There's also the issue that N. European food (speaking broadly) is, as you note, not the stuff of "this is why we don't get fat." Fatty meats and carbs eaten together in large quantities with some full-fat dairy and lots of alcohol thrown in are basically universally acknowledged to be terrible for you, but again, diet control through cigarettes and black coffee isn't as acceptable, and neither is sipping a glass of wine for alcohol/calorie control, unless you're consciously acting "European" (aka French/Italian). There was an attempt by Danish scientists to come up with a "Nordic diet" as an answer to the Mediterranean diet, in which reindeer meat, berries, fish, and rye flour were shown to be as healthy as olive oil, beans, and tomatoes etc. Of course, no one is living on reindeer meat and lingonberries, and somehow cream sauce and potatoes were not included.

Phoebe Maltz Bovy said...

I completely agree re: "natural," but I don't think there's much presumption that Germans don't get fat, or that there's any kind of beer-and-potatoes paradox. It seems much more like the States, in that the ideal is sturdy and athletic, not coffee-and-cigarettes emaciation. The whole European thing of it being celebrated to take up as little space as possible doesn't seem to extend to this country, at least not to even the poshest parts of Heidelberg. I don't know, then, who exactly is buying the anti-cellulite creams, but I guess if there's enough "Dr. So and So" and Alpine imagery on the packaging, one can convince one's self that this is a medical concern.

Britta said...

You're right that emaciated and tiny isn't the ideal (and the German idea of fat =/= French idea of fat), but tall, broad shouldered, trim and athletic is, and that is also not a physique easily maintained on a diet of beer, sausage, and potatoes (plus, if anecdotal evidence means anything, eating disorders are as common if not more so in N. Europe than in the US, pretty much all my female German friends have struggled with anorexia at some point or another).
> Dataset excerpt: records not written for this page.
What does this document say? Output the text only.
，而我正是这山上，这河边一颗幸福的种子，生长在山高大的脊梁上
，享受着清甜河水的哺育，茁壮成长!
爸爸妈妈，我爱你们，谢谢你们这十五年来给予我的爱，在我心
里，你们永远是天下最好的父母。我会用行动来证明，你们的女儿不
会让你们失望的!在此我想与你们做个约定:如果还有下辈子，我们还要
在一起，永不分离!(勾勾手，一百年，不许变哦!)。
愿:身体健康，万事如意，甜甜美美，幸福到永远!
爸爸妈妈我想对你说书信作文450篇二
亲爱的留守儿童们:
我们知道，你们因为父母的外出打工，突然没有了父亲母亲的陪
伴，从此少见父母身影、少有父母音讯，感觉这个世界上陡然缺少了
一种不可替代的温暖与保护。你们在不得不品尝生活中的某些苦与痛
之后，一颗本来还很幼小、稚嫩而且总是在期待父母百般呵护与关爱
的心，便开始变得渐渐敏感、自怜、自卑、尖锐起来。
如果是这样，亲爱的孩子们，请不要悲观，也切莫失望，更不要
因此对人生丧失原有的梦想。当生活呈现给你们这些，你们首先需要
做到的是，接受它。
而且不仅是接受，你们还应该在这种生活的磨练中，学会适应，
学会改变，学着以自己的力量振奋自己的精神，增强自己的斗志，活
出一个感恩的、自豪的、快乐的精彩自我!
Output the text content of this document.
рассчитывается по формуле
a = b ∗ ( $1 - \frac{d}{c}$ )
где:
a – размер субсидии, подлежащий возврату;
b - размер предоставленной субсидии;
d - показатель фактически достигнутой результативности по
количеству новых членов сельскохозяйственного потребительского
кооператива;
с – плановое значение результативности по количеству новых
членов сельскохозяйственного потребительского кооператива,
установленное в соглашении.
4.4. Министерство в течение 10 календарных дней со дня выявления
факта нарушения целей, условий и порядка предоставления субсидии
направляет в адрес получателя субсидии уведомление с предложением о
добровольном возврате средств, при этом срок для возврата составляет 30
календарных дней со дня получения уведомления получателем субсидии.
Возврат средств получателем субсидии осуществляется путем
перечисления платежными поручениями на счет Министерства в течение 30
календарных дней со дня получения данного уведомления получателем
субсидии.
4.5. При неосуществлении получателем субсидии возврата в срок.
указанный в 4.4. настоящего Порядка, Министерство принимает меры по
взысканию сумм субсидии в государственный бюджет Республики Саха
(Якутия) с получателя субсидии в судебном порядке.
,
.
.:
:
The dislike of artifice does, I think, lead to more of an acceptance of the female form as is, in that a slender, athletic human body is considered attractive in its non-airbrushed form, unlike in the US. That is, body hair, breasts which conform to gravity, a very small amount of cellulite & body fat are more accepted, but certainly being overweight or obese is not considered attractive.

Phoebe Maltz Bovy said...

Huh. I would not have guessed there were many eating disorders here. I've seen exactly one obviously anorexic woman, at that vegetarian café unsurprisingly. But there are, of course, other, less visible eating disorders.

The main difference between Germany and France-etc. might be that in Germany - as in much of the U.S. - there's no serious expectation that a woman is going to be thin and beautiful into her old age.